Personal information
- Date of birth: 21 May 1924
- Place of birth: Longford, Tasmania
- Date of death: 26 February 2017 (aged 92)
- Original team(s): Burnie
- Height: 180 cm (5 ft 11 in)
- Weight: 84 kg (185 lb)

Playing career^{1}
- Years: Club / Games (Goals)
- 1946–1951: Richmond / 93 (23)
- ^{1} Playing statistics correct to the end of 1951.

= Ray Stokes =

Australian rules footballer

Raymond Gordon "Ray" Stokes (21 May 1924 – 26 February 2017) was an Australian rules footballer who played with Richmond in the Victorian Football League (VFL). He was born in Longford.

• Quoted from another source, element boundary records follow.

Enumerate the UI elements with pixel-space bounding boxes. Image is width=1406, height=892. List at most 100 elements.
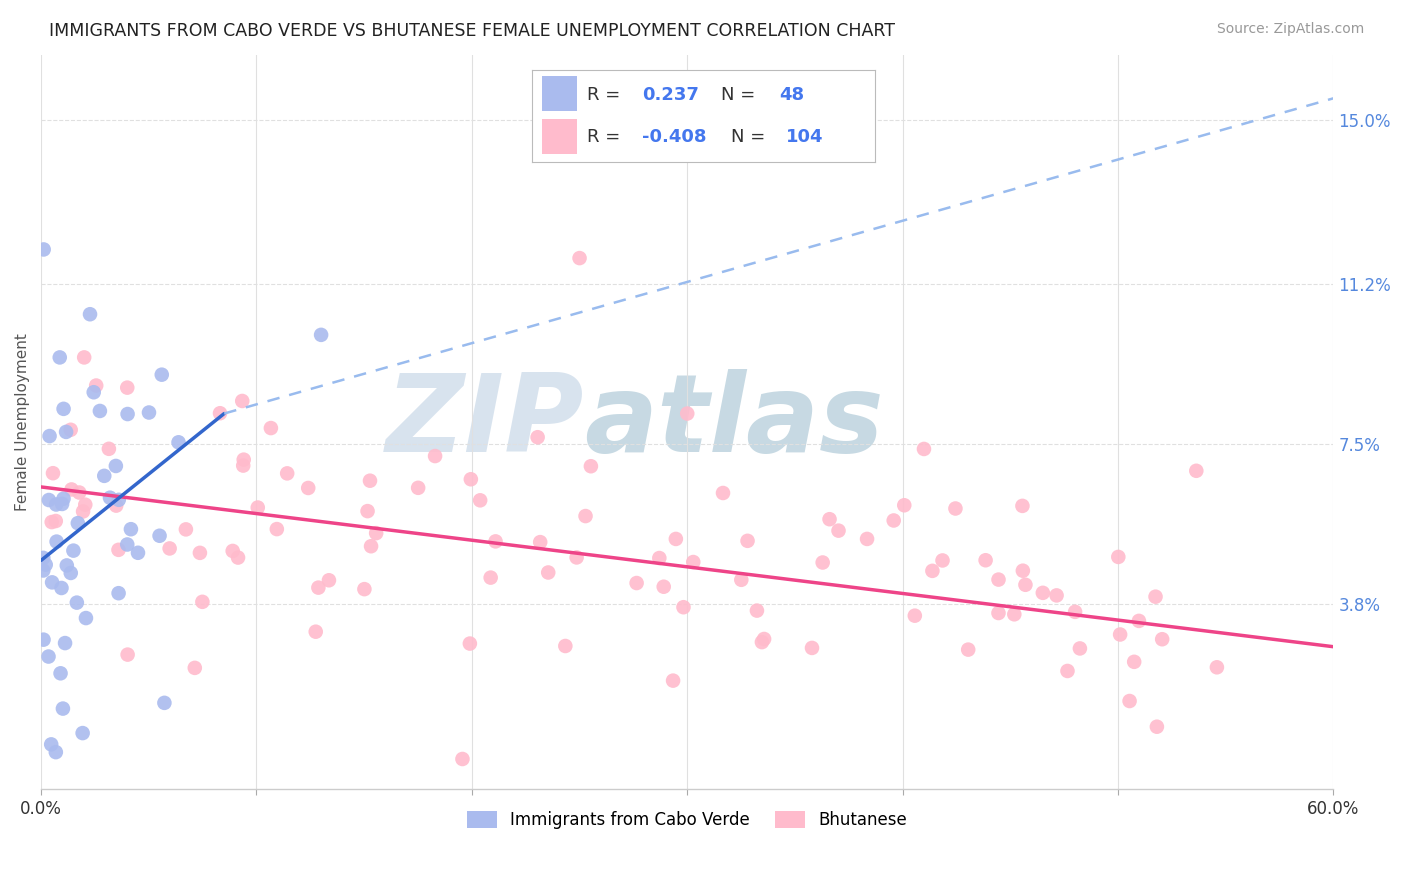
Point [260, 421, 283, 435]
Point [276, 467, 298, 481]
Point [406, 481, 429, 495]
Point [105, 499, 128, 513]
Point [827, 524, 849, 538]
Point [174, 522, 197, 536]
Point [107, 542, 129, 557]
Point [1014, 578, 1036, 592]
Point [138, 405, 160, 419]
Point [32, 632, 55, 647]
Point [682, 555, 704, 569]
Point [191, 595, 214, 609]
Point [117, 407, 139, 421]
Point [246, 500, 269, 515]
Point [117, 537, 139, 551]
Point [801, 640, 824, 655]
Point [1144, 590, 1167, 604]
Point [32, 564, 55, 578]
Point [55, 425, 77, 439]
Point [1118, 694, 1140, 708]
Point [626, 576, 648, 591]
Point [987, 573, 1010, 587]
Point [353, 582, 375, 596]
Point [297, 481, 319, 495]
Point [818, 512, 841, 526]
Point [79, 307, 101, 321]
Point [1002, 607, 1025, 622]
Point [148, 529, 170, 543]
Point [38, 429, 60, 443]
Point [32, 550, 55, 565]
Point [652, 580, 675, 594]
Point [529, 535, 551, 549]
Point [945, 501, 967, 516]
Point [305, 624, 328, 639]
Point [66, 516, 89, 530]
Point [458, 636, 481, 650]
Point [987, 606, 1010, 620]
Point [883, 513, 905, 527]
Point [974, 553, 997, 567]
Point [1064, 605, 1087, 619]
Point [222, 544, 245, 558]
Point [676, 407, 699, 421]
Point [35, 558, 58, 572]
Point [904, 608, 927, 623]
Point [912, 442, 935, 456]
Point [745, 604, 768, 618]
Point [565, 550, 588, 565]
Point [52, 401, 75, 416]
Point [460, 472, 482, 486]
Point [1109, 627, 1132, 641]
Point [75, 611, 97, 625]
Point [45, 534, 67, 549]
Point [167, 435, 190, 450]
Point [662, 673, 685, 688]
Point [60, 483, 83, 497]
Point [84, 378, 107, 392]
Point [38, 493, 60, 508]
Point [83, 385, 105, 400]
Point [42, 466, 65, 480]
Point [93, 468, 115, 483]
Point [188, 546, 211, 560]
Point [59, 423, 82, 437]
Point [579, 459, 602, 474]
Y-axis label: Female Unemployment: Female Unemployment [15, 334, 30, 511]
Point [318, 574, 340, 588]
Point [45, 498, 67, 512]
Point [59, 566, 82, 580]
Point [159, 541, 181, 556]
Text: IMMIGRANTS FROM CABO VERDE VS BHUTANESE FEMALE UNEMPLOYMENT CORRELATION CHART: IMMIGRANTS FROM CABO VERDE VS BHUTANESE … [49, 22, 896, 40]
Text: Source: ZipAtlas.com: Source: ZipAtlas.com [1216, 22, 1364, 37]
Point [1123, 655, 1146, 669]
Point [49, 666, 72, 681]
Point [97, 442, 120, 456]
Point [931, 553, 953, 567]
Point [232, 458, 254, 473]
Point [66, 596, 89, 610]
Point [39, 738, 62, 752]
Point [1011, 499, 1033, 513]
Point [554, 639, 576, 653]
Point [45, 745, 67, 759]
Point [1206, 660, 1229, 674]
Point [231, 394, 253, 409]
Point [1032, 586, 1054, 600]
Point [737, 533, 759, 548]
Point [51, 497, 73, 511]
Point [451, 752, 474, 766]
Point [730, 573, 752, 587]
Point [56, 558, 79, 573]
Point [53, 636, 76, 650]
Point [470, 493, 492, 508]
Point [45, 514, 67, 528]
Point [153, 696, 176, 710]
Point [98, 491, 121, 505]
Point [672, 600, 695, 615]
Point [1128, 614, 1150, 628]
Point [184, 661, 207, 675]
Point [893, 498, 915, 512]
Point [309, 327, 332, 342]
Point [38, 649, 60, 664]
Point [1056, 664, 1078, 678]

After making his debut for Richmond in the 1946 season, Stokes went on to play with the club for six years. He played in the midfield, as either a centreman or on the wing. Stokes had been recruited from Burnie in Tasmania and he returned there after leaving Richmond and became their coach. He represented the Tasmanian interstate side at the 1953 Adelaide and 1956 Perth carnivals.

Stokes was also a cricketer and played first-class cricket for Tasmania. A left-handed batsman, he played nine first-class matches in total, scoring 323 runs at 24.84 with a highest score of 83. He was the older brother of Richmond footballer Jervis Stokes.